La sua letteratura è la prova della sua sensibilità e della sua indispensabile adesione alle origini, della sua ispirazione latinoamericana e la fedeltà alla verità, del suo pensiero progressista. Condivido con lui una teoria scandalosa, probabilmente sacrilega per accademie e dottori in lettere, sulla relatività delle parole della lingua, e lo faccio con la stessa intensità con cui mi affascinano i dizionari, soprattutto quello che mi avrebbe ossequiato quando compii 70 anni, ed è una vera gioia perché la definizione delle parole aggiunge frasi celebri della letteratura ispanoamericana, esempi di buon uso del vocabolario. Inoltre, come uomo pubblico obbligato a scrivere discorsi e a narrare fatti, concordo con l’illustre scrittore nel trovare piacere nella ricerca delle parole esatte, una specie di ossessione condivisa e inesauribile finché la frase non sia perfetta, fedele al sentimento o alla idea che vogliamo esprimere e nella fede che si possa sempre migliorare. Lo ammiro soprattutto quando, se non esiste la parola esatta, la inventa senza problemi. Come invidio questa sua licenza!

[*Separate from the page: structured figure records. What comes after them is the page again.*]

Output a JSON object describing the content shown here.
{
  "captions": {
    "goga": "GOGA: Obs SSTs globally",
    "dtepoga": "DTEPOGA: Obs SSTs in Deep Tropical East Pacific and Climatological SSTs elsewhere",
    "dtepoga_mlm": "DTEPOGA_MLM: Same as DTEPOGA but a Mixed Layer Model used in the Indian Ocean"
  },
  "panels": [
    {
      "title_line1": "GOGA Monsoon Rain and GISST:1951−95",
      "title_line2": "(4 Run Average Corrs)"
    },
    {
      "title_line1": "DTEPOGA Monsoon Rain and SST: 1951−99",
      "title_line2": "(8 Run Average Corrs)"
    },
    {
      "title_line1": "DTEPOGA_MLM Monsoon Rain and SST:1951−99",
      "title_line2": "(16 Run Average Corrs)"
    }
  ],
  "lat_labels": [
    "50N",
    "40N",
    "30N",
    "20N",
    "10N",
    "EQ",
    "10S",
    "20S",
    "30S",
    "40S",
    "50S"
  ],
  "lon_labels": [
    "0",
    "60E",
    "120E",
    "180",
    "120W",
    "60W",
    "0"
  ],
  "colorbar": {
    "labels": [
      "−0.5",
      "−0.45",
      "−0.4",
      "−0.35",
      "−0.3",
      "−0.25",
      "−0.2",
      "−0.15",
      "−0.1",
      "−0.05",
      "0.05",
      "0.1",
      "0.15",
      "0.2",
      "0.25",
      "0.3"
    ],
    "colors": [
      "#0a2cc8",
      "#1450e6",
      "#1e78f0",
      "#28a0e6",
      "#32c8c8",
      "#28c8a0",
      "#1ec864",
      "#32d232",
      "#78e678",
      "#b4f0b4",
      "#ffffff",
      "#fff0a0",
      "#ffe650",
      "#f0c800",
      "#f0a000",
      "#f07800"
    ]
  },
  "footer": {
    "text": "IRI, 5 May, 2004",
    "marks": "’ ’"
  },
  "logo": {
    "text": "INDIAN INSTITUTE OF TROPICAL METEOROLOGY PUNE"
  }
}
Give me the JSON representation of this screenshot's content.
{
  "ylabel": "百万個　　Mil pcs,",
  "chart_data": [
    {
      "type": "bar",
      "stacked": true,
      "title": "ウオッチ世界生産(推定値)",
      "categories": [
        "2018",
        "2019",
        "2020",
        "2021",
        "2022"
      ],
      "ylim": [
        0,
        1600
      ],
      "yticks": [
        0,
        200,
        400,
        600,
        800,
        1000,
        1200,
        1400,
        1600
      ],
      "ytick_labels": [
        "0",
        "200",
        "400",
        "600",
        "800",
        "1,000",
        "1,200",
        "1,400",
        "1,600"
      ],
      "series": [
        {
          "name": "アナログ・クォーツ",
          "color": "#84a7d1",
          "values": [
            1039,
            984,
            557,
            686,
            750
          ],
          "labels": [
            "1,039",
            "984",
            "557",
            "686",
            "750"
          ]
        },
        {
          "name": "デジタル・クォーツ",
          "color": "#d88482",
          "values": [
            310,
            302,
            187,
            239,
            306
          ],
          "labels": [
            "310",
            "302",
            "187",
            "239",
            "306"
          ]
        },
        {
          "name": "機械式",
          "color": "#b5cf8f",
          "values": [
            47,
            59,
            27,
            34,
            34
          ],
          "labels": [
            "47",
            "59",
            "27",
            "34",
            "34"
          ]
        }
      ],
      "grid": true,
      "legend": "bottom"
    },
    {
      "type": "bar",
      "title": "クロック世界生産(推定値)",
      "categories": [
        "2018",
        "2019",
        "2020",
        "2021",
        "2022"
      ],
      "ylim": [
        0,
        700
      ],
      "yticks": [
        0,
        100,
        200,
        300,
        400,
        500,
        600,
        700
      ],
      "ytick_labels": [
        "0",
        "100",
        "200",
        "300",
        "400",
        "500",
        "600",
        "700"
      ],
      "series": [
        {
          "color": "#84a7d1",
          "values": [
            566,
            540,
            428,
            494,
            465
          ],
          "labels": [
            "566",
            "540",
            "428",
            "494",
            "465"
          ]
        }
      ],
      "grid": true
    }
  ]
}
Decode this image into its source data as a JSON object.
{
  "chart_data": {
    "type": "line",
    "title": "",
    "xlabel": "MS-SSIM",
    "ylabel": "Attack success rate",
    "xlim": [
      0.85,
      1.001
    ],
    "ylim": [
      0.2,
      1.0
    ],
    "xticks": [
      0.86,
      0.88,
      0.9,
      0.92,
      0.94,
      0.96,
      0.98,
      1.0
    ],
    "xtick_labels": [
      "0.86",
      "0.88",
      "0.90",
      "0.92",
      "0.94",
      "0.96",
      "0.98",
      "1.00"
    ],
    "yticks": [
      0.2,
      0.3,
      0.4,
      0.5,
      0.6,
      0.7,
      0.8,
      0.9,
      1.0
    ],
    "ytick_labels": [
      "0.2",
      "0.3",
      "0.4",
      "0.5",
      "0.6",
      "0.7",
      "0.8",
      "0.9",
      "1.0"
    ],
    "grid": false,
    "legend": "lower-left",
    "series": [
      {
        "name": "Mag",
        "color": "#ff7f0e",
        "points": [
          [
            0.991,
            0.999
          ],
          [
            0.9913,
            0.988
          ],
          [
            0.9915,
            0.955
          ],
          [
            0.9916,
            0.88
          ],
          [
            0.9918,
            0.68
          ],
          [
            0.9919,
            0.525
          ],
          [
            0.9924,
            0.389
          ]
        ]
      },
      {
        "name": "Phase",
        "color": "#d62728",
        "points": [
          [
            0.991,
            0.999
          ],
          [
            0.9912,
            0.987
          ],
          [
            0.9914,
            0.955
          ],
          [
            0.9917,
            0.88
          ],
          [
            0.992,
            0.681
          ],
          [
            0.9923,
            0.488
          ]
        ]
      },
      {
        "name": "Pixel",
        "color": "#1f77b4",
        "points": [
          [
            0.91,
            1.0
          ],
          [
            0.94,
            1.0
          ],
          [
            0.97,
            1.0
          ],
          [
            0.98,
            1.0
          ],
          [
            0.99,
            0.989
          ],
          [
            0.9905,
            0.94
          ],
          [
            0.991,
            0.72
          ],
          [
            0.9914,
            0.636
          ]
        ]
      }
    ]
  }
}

Ora Gabo appare come il Gabo della pubblicazione della sua autobiografia, sarebbe a dire il romanzo dei suoi ricordi, un’opera che credo di nostalgia per il tuono delle quattro del pomeriggio, che era l’istante di fulmine e magia che a sua madre Luisa Santiaga Màrquez Iguaràn mancava lontano da Aracataca, la strada sterrata, le eterne piogge torrenziali, le abitudini di alchimia e telegrafo e gli amori turbolenti e le sensazioni che popolavano Macondo, il piccolo villaggio delle pagine di “Cent’anni di solitudine” con tutta la polvere e l’incanto di Aracataca. Da Gabo mi sono sempre arrivate pagine ancora in preparazione, per il gesto generoso e di semplicità con cui sempre mi invia, come a molti altri che lo apprezzano, le bozze dei suoi libri, come prova della nostra vecchia e cara amicizia. Questa volta invia se stesso con sincerità, candore e veemenza, che lo rivelano per quello che è, un uomo con la bontà di un bambino e un talento cosmico, un uomo del domani, a cui siamo grati di aver vissuto questa vita per raccontarla.